Beitrag von dezember2010 »

frike hat geschrieben:Ich war als meine Tochter 9 Monate alt war auch so weit. Erst habe ich gedacht, dass ich es bis zum Jahr durchhalte aber ich konnte nicht mehr und ich bin mir sicher, ich habe mehr geschlafen als du (kein Kiss Problem und ca 3 mal aufwachen in der Nacht). Trotzdem hat mich das Stillen sehr geschlaucht und ich war Abends immer schon um 20:00 Uhr hundemüde und hatte dann gar keine Zeit mehr für mich. Ich kann verstehen das du nicht mehr kannst.

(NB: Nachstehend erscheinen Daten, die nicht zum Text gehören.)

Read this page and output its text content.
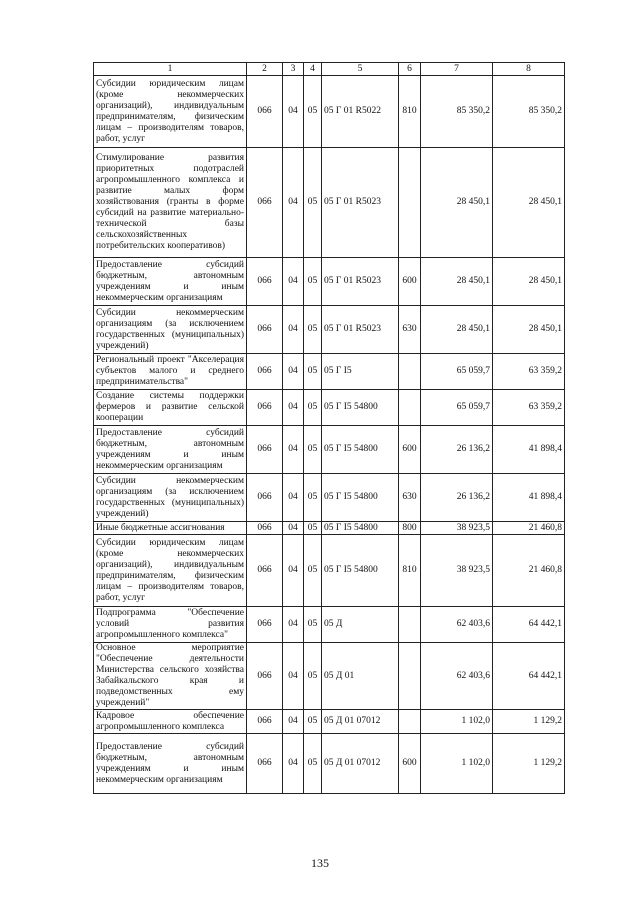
1	2	3	4	5	6	7	8
Субсидии юридическим лицам (кроме некоммерческих организаций), индивидуальным предпринимателям, физическим лицам – производителям товаров, работ, услуг	066	04	05	05 Г 01 R5022	810	85 350,2	85 350,2
Стимулирование развития приоритетных подотраслей агропромышленного комплекса и развитие малых форм хозяйствования (гранты в форме субсидий на развитие материально-технической базы сельскохозяйственных потребительских кооперативов)	066	04	05	05 Г 01 R5023		28 450,1	28 450,1
Предоставление субсидий бюджетным, автономным учреждениям и иным некоммерческим организациям	066	04	05	05 Г 01 R5023	600	28 450,1	28 450,1
Субсидии некоммерческим организациям (за исключением государственных (муниципальных) учреждений)	066	04	05	05 Г 01 R5023	630	28 450,1	28 450,1
Региональный проект "Акселерация субъектов малого и среднего предпринимательства"	066	04	05	05 Г I5		65 059,7	63 359,2
Создание системы поддержки фермеров и развитие сельской кооперации	066	04	05	05 Г I5 54800		65 059,7	63 359,2
Предоставление субсидий бюджетным, автономным учреждениям и иным некоммерческим организациям	066	04	05	05 Г I5 54800	600	26 136,2	41 898,4
Субсидии некоммерческим организациям (за исключением государственных (муниципальных) учреждений)	066	04	05	05 Г I5 54800	630	26 136,2	41 898,4
Иные бюджетные ассигнования	066	04	05	05 Г I5 54800	800	38 923,5	21 460,8
Субсидии юридическим лицам (кроме некоммерческих организаций), индивидуальным предпринимателям, физическим лицам – производителям товаров, работ, услуг	066	04	05	05 Г I5 54800	810	38 923,5	21 460,8
Подпрограмма "Обеспечение условий развития агропромышленного комплекса"	066	04	05	05 Д		62 403,6	64 442,1
Основное мероприятие "Обеспечение деятельности Министерства сельского хозяйства Забайкальского края и подведомственных ему учреждений"	066	04	05	05 Д 01		62 403,6	64 442,1
Кадровое обеспечение агропромышленного комплекса	066	04	05	05 Д 01 07012		1 102,0	1 129,2
Предоставление субсидий бюджетным, автономным учреждениям и иным некоммерческим организациям	066	04	05	05 Д 01 07012	600	1 102,0	1 129,2
135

Ein gutes Zeichen für eine Änderung ist, dass du es erkannt hast und etwas änder möchtest. Dein Sohn wird das merken und du wirst sehen es wird nicht ganz so schlimm sein wie man es sich manchmal vorstellt. Dein Mann ist ja bei ihm, ich glaube du kannst dich getrost um dich und dein Schlaf kümmern, indem du bei deinen Eltern schläfst, dann wirst du auch sehen wie sich manches von alleine löst.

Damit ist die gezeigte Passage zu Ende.